Everyone knows that if a disaster occurs in his or her business, it can have a significant impact. The consequences can be very serious if a business isn’t prepared with a proper business continuity plan.

One of the key elements in pre-planning for business continuity is conducting a business impact analysis (BIA). Doing such an analysis accomplishes three important things:


_1. A BIA establishes the value of each organizational unit or resource as it relates to the function of the total enterprise.




_2. It provides the basis for identifying the critical resources and functions required to develop recovery strategies.




_3. It establishes an order or priority to restoring the critical functions of the enterprise in the event of a disaster.



Every business can point to a number of functions and processes that are time-sensitive, and to those that are required for normal daily business. This is especially true of the security operation. Sorting through all of these possibilities in an organized, systematic way is the core of a useful business impact analysis.

Some objectives of the analysis include determining:

• impact of an outage

• criticality of business processes, functions, departments and work areas as related to the total enterprise functionality

• time-critical application systems, data and telecommunications

• required recovery time(s) for functional departments

• interdependence between business units

• resource requirements

A key element is setting a recovery-time objective for each function.
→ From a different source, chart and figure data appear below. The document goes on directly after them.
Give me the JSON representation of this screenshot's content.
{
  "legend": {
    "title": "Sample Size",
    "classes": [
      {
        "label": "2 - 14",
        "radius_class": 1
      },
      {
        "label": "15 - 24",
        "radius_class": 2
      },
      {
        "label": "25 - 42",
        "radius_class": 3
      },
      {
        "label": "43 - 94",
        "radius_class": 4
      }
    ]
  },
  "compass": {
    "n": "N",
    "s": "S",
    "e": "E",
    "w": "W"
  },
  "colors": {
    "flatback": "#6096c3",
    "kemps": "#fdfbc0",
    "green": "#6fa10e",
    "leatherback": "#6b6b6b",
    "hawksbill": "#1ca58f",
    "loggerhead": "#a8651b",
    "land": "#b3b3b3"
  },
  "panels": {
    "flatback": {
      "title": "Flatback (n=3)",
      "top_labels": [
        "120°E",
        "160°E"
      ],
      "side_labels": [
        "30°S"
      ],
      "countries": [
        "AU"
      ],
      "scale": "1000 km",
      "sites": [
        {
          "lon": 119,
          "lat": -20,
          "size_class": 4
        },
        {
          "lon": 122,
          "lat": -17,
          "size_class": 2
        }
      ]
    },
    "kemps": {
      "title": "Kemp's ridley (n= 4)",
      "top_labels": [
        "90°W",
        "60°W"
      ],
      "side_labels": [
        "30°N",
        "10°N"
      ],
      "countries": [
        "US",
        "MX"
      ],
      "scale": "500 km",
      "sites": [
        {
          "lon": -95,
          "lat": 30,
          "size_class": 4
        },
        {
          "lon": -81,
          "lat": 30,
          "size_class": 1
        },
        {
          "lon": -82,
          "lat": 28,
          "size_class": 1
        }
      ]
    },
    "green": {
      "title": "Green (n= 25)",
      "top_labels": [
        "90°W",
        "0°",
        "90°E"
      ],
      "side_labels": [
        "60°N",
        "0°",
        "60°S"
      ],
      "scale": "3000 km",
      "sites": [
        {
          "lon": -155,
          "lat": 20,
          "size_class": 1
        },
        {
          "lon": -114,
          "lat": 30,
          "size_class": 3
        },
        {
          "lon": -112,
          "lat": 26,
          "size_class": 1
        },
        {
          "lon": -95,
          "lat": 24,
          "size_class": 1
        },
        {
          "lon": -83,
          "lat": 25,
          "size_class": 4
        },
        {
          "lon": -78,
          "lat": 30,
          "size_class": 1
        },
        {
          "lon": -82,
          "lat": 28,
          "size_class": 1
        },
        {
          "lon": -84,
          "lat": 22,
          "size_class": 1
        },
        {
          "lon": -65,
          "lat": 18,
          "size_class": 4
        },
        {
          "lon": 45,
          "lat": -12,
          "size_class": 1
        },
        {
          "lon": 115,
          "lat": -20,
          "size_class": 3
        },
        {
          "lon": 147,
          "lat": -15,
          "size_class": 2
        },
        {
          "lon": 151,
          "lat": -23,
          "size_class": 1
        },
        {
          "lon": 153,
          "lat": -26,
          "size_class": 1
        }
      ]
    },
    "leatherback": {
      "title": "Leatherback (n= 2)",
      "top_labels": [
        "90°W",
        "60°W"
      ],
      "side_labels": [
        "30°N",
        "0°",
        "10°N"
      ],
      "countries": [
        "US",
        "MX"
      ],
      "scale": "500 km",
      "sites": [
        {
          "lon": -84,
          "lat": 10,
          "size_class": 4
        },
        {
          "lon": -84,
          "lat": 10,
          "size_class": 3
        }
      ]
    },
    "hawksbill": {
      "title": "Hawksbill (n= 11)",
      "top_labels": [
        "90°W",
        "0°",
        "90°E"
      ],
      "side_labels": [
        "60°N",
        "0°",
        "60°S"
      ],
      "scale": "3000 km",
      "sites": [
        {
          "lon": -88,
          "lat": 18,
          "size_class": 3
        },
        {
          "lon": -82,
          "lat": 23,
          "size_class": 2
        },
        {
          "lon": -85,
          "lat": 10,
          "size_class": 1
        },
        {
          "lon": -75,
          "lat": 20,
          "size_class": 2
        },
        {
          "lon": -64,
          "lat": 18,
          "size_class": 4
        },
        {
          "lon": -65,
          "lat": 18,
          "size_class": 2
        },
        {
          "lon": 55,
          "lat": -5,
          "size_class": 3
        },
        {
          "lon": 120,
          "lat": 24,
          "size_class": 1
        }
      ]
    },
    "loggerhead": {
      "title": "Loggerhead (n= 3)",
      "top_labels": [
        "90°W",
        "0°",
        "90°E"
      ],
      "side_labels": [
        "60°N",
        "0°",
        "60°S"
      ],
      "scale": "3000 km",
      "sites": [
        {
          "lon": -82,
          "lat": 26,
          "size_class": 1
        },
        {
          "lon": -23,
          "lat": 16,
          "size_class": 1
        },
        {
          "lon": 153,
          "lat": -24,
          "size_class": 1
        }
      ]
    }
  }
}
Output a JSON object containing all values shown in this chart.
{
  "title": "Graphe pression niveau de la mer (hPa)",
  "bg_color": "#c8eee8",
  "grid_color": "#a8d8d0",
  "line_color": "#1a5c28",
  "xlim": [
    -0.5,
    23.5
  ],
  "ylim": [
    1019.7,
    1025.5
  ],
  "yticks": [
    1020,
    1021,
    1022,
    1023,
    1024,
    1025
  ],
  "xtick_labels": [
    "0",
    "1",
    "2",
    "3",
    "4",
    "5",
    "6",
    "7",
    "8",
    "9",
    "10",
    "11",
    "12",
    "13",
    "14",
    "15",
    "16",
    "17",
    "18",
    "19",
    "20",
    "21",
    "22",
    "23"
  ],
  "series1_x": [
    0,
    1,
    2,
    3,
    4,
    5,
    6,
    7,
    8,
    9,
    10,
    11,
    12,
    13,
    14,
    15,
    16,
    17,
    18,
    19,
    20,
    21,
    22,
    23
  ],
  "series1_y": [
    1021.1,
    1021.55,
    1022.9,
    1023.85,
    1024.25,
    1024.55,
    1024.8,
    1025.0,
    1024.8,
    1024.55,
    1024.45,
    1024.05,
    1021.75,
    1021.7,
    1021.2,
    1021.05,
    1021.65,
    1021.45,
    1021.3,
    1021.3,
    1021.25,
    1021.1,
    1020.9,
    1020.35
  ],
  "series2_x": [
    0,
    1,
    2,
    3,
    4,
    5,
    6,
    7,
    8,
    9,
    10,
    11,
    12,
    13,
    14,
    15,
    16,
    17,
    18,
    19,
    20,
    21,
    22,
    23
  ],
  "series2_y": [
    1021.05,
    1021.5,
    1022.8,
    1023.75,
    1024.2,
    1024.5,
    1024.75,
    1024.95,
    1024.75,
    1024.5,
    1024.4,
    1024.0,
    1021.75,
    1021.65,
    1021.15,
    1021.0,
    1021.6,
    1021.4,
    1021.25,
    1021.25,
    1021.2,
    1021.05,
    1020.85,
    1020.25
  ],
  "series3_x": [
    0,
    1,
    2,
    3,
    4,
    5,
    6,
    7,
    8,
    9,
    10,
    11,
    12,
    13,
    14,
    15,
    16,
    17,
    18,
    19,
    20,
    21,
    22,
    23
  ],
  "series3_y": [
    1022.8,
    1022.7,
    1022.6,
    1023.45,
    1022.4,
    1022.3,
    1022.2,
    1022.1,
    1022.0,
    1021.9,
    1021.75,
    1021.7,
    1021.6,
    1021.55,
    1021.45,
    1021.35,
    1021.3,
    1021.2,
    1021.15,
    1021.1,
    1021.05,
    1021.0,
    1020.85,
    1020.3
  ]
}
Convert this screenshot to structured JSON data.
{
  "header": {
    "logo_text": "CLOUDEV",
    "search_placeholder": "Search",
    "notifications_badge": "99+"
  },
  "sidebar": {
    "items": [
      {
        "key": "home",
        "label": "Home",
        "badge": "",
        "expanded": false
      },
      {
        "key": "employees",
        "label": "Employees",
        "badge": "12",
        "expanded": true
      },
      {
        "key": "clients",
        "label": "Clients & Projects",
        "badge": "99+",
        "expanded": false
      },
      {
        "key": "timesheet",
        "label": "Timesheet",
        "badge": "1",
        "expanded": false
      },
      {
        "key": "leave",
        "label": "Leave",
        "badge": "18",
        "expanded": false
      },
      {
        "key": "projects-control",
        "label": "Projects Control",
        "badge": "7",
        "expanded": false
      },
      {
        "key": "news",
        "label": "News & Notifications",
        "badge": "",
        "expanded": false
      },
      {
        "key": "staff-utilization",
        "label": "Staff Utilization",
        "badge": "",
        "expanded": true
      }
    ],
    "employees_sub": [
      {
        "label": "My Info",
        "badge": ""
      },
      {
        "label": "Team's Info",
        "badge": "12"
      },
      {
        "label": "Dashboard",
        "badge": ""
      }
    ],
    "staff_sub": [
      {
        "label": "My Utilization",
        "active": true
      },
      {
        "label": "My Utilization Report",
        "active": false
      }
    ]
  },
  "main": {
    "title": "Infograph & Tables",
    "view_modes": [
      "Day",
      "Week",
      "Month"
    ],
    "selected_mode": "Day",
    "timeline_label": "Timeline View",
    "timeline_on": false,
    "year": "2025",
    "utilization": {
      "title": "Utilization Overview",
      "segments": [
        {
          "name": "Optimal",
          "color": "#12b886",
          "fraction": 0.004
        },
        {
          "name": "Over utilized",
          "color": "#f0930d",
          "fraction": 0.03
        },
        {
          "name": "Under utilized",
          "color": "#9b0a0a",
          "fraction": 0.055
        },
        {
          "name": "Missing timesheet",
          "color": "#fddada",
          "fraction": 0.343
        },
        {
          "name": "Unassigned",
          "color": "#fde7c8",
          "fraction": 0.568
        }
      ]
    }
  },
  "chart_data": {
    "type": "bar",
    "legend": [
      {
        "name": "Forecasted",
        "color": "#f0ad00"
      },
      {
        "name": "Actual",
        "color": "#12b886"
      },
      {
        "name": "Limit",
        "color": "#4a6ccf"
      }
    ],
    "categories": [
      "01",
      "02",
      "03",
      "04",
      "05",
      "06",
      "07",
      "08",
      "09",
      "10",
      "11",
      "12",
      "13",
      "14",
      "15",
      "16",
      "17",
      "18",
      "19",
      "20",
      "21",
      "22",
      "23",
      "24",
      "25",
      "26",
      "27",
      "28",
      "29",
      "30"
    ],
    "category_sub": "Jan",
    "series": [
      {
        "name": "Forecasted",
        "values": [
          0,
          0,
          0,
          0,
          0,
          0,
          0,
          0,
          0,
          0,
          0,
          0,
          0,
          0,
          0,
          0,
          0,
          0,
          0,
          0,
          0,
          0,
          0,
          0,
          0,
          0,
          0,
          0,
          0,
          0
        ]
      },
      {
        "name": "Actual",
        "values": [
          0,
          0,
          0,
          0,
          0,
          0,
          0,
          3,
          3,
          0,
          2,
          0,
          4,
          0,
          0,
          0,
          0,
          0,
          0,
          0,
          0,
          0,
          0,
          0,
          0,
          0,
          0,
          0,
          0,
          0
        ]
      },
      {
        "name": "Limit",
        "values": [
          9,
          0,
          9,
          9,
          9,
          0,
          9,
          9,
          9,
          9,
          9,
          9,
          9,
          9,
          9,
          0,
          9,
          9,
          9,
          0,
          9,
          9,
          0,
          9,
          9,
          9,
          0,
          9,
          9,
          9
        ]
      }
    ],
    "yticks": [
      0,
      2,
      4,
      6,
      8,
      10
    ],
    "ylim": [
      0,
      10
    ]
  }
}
Such an objective is defined as the time within which business functions or application systems must be restored to acceptable operation levels.

With this objective in mind, there are five phases of an analysis:


_1. Project planning


_2.Data collection




_3.Data analysis




_4. Report findings




_5. Approval for the next analysis phase



In project planning, the use of questionnaires and/or interviews can be mapped out in a way that gathers the data needed.

Service objectives, financial impacts, legal or regulatory issues, loss of market share and other factors will be part of the data-collection process. Reference documents such as the mission statement, organizational charts, policies and procedures are gathered.

All data collected should be analyzed using two methods: quantitative impact and qualitative impact. Quantitative impact identifies losses in terms of quantities, percentages or other factors in monetary terms. The qualitative impact identifies intangible losses that cannot be quantified in monetary terms.

For example, you can measure quantitative impact in sales, market share, penalties and extra expense. Taken together, these will also represent a broader view of the effect of certain disasters on overall assets, revenue and income of the organization.

Finally, the analysis will yield a list of business functions in order of financial impact as well as projected restoration time. This allows an organization to understand the many challenges it may face with its business continuity and disaster recovery efforts and create priority designations to minimize the overall impact on the business.